1977. Steve Austin vient d’entamer sa dernière ligne droite sur ABC tandis que sa consoeur (et ex-fiancée) Jaimie Sommers lui emboite le pas sur NBC pour une troisième (et également ultime) saison. Avec la nouvelle "Wonder Woman" que ressuscite CBS et le projet de "Spiderman" que doit diffuser la même chaîne, la décennie est aux super-héros adaptés de bandes dessinées populaires.

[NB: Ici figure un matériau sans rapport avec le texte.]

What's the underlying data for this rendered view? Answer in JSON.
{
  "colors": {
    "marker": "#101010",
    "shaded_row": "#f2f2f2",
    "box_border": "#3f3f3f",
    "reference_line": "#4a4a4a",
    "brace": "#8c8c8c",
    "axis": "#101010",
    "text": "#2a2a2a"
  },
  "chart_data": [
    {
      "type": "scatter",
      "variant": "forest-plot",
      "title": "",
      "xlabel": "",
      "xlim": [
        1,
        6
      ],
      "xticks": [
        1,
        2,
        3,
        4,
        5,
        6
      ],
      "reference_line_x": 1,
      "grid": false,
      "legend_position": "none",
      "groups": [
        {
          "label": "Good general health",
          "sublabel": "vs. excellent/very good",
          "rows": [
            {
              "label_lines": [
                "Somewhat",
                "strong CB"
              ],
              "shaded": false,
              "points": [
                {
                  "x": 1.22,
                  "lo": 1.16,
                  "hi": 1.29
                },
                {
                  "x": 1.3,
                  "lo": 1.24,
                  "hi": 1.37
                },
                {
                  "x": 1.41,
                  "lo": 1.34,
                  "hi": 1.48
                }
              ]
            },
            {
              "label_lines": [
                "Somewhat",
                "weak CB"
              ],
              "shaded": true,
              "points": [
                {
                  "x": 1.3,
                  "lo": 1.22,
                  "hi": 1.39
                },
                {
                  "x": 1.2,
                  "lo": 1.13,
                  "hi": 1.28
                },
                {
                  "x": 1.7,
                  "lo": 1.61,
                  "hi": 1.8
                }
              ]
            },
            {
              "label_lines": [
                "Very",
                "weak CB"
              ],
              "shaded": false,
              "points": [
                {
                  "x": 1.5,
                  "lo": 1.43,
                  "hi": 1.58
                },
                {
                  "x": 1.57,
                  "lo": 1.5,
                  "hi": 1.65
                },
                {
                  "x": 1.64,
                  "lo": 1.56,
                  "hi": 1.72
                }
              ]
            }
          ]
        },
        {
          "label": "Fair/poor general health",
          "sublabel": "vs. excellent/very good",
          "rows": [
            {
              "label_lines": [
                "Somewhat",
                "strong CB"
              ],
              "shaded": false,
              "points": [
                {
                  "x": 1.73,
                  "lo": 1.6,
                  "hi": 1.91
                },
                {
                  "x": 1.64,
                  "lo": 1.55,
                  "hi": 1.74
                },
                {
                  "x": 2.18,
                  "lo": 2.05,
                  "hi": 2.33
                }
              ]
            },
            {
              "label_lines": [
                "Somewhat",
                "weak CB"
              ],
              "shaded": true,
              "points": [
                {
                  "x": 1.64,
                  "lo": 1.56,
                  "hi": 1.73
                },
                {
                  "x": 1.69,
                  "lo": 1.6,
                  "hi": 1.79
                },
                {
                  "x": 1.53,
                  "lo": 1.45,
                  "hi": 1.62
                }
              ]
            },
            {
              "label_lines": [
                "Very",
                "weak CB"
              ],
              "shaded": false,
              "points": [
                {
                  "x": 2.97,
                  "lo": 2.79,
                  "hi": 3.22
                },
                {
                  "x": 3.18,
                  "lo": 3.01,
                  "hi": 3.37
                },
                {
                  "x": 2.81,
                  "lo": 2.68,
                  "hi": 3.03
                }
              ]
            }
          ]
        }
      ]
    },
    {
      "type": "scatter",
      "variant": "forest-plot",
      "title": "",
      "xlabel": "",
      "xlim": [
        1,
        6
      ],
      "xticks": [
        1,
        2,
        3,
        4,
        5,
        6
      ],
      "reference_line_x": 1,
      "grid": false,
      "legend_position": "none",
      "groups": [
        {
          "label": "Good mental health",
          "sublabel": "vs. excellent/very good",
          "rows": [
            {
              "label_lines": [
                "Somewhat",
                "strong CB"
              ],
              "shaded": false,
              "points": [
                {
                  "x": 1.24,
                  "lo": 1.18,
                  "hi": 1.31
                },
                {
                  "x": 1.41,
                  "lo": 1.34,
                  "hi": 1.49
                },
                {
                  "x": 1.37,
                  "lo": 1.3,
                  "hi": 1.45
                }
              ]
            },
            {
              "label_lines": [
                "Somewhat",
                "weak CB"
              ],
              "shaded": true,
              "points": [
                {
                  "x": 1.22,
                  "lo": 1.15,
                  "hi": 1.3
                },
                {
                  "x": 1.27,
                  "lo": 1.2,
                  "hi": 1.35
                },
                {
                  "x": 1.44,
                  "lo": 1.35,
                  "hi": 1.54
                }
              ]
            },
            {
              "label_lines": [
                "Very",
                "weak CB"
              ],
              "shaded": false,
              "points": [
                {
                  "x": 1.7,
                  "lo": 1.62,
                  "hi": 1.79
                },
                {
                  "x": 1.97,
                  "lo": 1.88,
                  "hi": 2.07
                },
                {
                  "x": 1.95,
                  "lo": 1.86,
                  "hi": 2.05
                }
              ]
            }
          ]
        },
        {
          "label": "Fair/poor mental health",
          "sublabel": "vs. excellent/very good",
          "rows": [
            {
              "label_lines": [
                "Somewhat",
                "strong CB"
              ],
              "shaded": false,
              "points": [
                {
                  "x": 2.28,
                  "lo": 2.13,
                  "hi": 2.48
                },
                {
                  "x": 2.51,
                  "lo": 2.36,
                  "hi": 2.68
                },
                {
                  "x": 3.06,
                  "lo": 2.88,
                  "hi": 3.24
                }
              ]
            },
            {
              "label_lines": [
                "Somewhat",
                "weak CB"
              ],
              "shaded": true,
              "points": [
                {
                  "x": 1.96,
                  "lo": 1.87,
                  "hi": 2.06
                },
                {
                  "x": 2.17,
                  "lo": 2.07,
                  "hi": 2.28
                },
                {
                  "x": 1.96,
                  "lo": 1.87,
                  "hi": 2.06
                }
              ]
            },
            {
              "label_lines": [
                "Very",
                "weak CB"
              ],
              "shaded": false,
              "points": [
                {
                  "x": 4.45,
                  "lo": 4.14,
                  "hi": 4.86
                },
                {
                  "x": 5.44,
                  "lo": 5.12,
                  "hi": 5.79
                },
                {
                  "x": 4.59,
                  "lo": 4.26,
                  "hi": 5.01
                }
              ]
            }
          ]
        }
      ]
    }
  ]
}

Bref, un calcul judicieux de la part des studios. Parce que tous ces personnages jouissent déjà d’une réputation qui n’est plus à faire. Ainsi, ils bénéficient d’emblée d’un large public susceptible de passer du papier bon marché des comic books à la petite lucarne animée. Un calcul risqué, pourtant, car ces adaptations coûtent cher. En effet, Allan Balter, l’un des scénaristes de "Mission Impossible" quelques années plus tôt, ne pourra concrétiser son projet de Torche Humaine faute de moyens. Tandis que le "Spiderman" télé souffrira de ses effets cheap qui causeront son annulation après à peine une douzaine d’épisodes.

Le choix de Hulk

Par conséquent, les studios Universal, lorsqu’ils décident de produire une nouvelle déclinaison de super-héros, portent-ils leur choix sur Hulk. Il est un personnage très populaire créé en 1962 par le tandem Stan Lee/Jack Kirby du groupe Marvel (géniteur entre autres de Spiderman, également en 1962, et des Quatre Fantastiques un an plus tôt). Hulk est a priori l’un des personnages les moins difficiles à adapter. Mais, à condition de s’entendre sur la définition exacte de son adaptation télé.

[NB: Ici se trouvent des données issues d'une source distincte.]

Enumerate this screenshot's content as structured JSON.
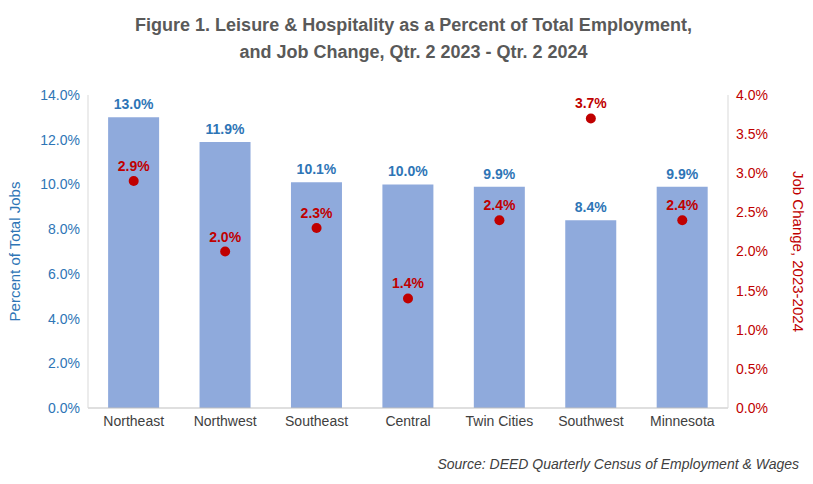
{
  "chart_data": {
    "type": "bar",
    "title": "Figure 1. Leisure & Hospitality as a Percent of Total Employment,\nand Job Change, Qtr. 2 2023 - Qtr. 2 2024",
    "categories": [
      "Northeast",
      "Northwest",
      "Southeast",
      "Central",
      "Twin Cities",
      "Southwest",
      "Minnesota"
    ],
    "series": [
      {
        "type": "bar",
        "color": "#8faadc",
        "values": [
          13.0,
          11.9,
          10.1,
          10.0,
          9.9,
          8.4,
          9.9
        ],
        "value_labels": [
          "13.0%",
          "11.9%",
          "10.1%",
          "10.0%",
          "9.9%",
          "8.4%",
          "9.9%"
        ]
      },
      {
        "type": "scatter",
        "axis": "y2",
        "marker": "circle",
        "color": "#c00000",
        "values": [
          2.9,
          2.0,
          2.3,
          1.4,
          2.4,
          3.7,
          2.4
        ],
        "value_labels": [
          "2.9%",
          "2.0%",
          "2.3%",
          "1.4%",
          "2.4%",
          "3.7%",
          "2.4%"
        ]
      }
    ],
    "y_label": "Percent of Total Jobs",
    "y2_label": "Job Change, 2023-2024",
    "ylim": [
      0,
      14
    ],
    "yticks": [
      {
        "value": 0,
        "label": "0.0%"
      },
      {
        "value": 2,
        "label": "2.0%"
      },
      {
        "value": 4,
        "label": "4.0%"
      },
      {
        "value": 6,
        "label": "6.0%"
      },
      {
        "value": 8,
        "label": "8.0%"
      },
      {
        "value": 10,
        "label": "10.0%"
      },
      {
        "value": 12,
        "label": "12.0%"
      },
      {
        "value": 14,
        "label": "14.0%"
      }
    ],
    "y2lim": [
      0,
      4
    ],
    "y2ticks": [
      {
        "value": 0,
        "label": "0.0%"
      },
      {
        "value": 0.5,
        "label": "0.5%"
      },
      {
        "value": 1,
        "label": "1.0%"
      },
      {
        "value": 1.5,
        "label": "1.5%"
      },
      {
        "value": 2,
        "label": "2.0%"
      },
      {
        "value": 2.5,
        "label": "2.5%"
      },
      {
        "value": 3,
        "label": "3.0%"
      },
      {
        "value": 3.5,
        "label": "3.5%"
      },
      {
        "value": 4,
        "label": "4.0%"
      }
    ],
    "grid": false,
    "data_labels": true,
    "source": "Source: DEED Quarterly Census of Employment & Wages"
  }
}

Frank Price, le big boss d’Universal Television, ne va pas chercher très loin l’homme qu’il estime capable de développer l’idée avec un maximum de garanties. Aussi, propose-t-il le projet à Kenneth Johnson. Ce dernier qui était un parfait inconnu quelques années plus tôt est devenu entretemps une valeur sûre. Notamment depuis qu’il a lancé "L’Homme qui valait trois milliards" sur la voie du succès. Mais aussi créé son alter ego féminin, "Super Jaimie", devenue elle aussi très populaire.

Kenneth Johnson pose problème

Seulement voilà ! Johnson n’est pas intéressé du tout par les super-héros. D’abord parce qu’il sort à peine de deux ans de travail sur ses personnages bioniques, qui, sans être des super-héros au sens strict, sont quand même des « super héros » par leur force supra-humaine. Ensuite parce que le genre héros en costume moulant ne l’attire pas du tout.

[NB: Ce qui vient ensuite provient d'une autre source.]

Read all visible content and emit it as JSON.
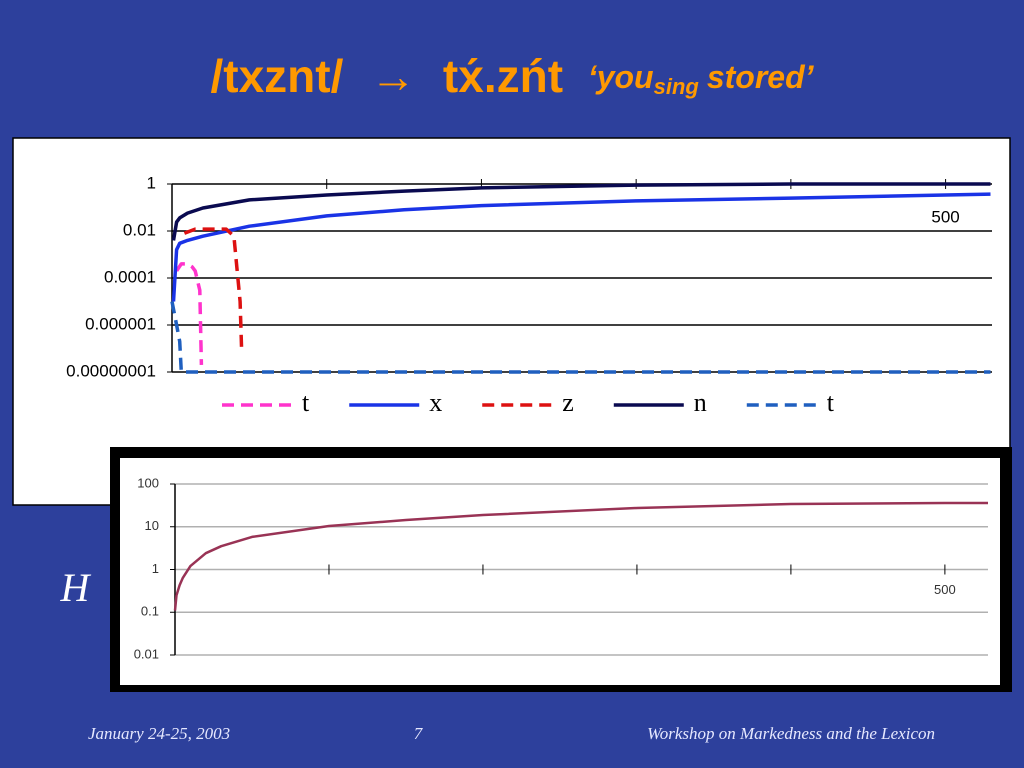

Certes, Hulk se distingue des Spiderman et autres Wonder Woman par son côté monstrueux et plutôt déshabillé. Mais il est quand même issu d’une bande dessinée dans laquelle toutes les fantaisies sont permises. Surtout les excès les plus inimaginables. « Des choses qui fonctionnent dans le format du comic book ne peuvent pas fonctionner dans un format réaliste. Le tout avec de vrais acteurs de télévision », explique-t-il pour traduire sa perplexité. « On peut se permettre dans les comic books ou les séries animées un degré de fantaisie qui devient ridicule dès lors qu’on lui donne une forme réelle. Or, dès que cela devient ridicule on perd le public adulte. On peut toujours conserver les enfants. Toutefois, sans le public adulte impossible d’avoir une série télé à succès sur laquelle j’aimerais travailler. »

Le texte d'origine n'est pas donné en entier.